Pas vraiment... Beaucoup de jeunes arrivent à faire des études de niveau universitaire avec de grosses lacunes orthographiques. C'est une fois sur le terrain, qu'ils se retrouvent confrontés au problème.
Faut-il serrer la vis? s'acharner à expliquer pendant des heures des subtilités, exceptions, exception d'exceptions???
Personnellement, je serais plutôt partisan d'une simplification de l'orthographe. Bien entendu, les érudits de service nous diront que la langue et son respect orthographique est notre culture, que de garder des accents ou lettres inutiles font sens si l'on recherche l'origine des mots etc.... Mais au final, le français devient une langue compliquées dans un Monde où tout se simplifie et pousse à l'intuition.
@ Riro:
"C'est une fois sur le terrain, qu'ils se retrouvent confrontés au problème. "
Le problème n'est donc que déplacé et mis en bout de chaîne, là où il porte le plus à conséquence. Je n'ai pas d'élément de preuve pour ceci mais j'imagine que les universités qui acceptent des étudiants ayant ces lacunes n'ont pas vraiment de réputation à défendre.

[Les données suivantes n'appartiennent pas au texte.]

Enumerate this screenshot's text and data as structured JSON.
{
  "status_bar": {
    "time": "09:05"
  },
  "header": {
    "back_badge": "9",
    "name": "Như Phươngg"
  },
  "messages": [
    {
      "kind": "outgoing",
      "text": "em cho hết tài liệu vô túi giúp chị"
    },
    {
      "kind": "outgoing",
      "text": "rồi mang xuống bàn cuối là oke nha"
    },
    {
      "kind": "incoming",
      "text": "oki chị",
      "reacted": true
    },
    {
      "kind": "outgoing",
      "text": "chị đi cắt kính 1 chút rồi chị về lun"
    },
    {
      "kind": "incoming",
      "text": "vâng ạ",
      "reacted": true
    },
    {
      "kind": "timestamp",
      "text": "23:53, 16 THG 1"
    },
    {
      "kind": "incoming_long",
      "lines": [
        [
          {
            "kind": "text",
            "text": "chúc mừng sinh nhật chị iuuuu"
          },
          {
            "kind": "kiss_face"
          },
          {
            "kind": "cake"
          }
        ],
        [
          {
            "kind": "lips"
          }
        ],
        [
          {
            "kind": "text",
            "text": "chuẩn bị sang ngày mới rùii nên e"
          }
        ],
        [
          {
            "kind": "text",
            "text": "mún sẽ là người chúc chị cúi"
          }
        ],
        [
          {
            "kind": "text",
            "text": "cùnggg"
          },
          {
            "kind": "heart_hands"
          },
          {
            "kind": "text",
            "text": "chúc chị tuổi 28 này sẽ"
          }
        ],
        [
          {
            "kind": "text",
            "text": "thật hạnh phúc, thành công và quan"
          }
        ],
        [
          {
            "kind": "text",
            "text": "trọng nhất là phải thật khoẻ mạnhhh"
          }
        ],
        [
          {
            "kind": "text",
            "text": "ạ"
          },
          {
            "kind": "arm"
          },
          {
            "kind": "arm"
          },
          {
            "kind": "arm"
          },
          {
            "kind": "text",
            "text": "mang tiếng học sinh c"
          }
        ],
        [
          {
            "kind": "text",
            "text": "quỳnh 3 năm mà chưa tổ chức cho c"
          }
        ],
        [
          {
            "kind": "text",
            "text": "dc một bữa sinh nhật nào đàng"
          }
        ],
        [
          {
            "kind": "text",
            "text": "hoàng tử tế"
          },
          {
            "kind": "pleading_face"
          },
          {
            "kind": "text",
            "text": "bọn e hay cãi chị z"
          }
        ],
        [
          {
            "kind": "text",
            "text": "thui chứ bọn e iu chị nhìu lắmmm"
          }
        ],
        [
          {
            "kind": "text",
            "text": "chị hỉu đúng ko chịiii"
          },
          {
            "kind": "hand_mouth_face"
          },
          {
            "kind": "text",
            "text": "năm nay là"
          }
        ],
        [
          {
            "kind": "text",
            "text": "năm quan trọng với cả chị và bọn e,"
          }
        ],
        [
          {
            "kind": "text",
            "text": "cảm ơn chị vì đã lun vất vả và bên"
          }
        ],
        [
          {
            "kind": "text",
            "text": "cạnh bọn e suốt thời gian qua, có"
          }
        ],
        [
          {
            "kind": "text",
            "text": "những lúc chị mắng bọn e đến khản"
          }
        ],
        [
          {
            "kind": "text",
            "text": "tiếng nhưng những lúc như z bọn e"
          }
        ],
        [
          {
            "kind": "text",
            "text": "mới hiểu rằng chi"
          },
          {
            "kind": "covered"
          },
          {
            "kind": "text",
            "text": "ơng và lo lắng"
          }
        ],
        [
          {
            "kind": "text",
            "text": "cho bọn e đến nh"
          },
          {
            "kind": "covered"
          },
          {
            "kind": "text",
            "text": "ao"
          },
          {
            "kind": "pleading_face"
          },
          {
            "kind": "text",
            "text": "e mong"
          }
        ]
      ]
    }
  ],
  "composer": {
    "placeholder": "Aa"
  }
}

Une haute école privée doit former des personnes qui n'auront pas ce problème de terrain. Au travers de leurs étudiants c'est leur réputation qui est en cause et donc l'inscription de nouveaux étudiants et la survie économique de l'établissement.
On peut en effet simplifier l'orthographe. Simplification compliquée cependant. Elle devrait faire l'objet d'une étude approfondie et d'un consensus. Le français est compliqué, sa grammaire a fait souffrir des générations d'écoliers. Moi-même je vérifie régulièrement certaines formes pour en être sûr. Pour beaucoup serrer la vis produit plus de résistance que d'apprentissage, il faut donc voir comment éviter cet écueil.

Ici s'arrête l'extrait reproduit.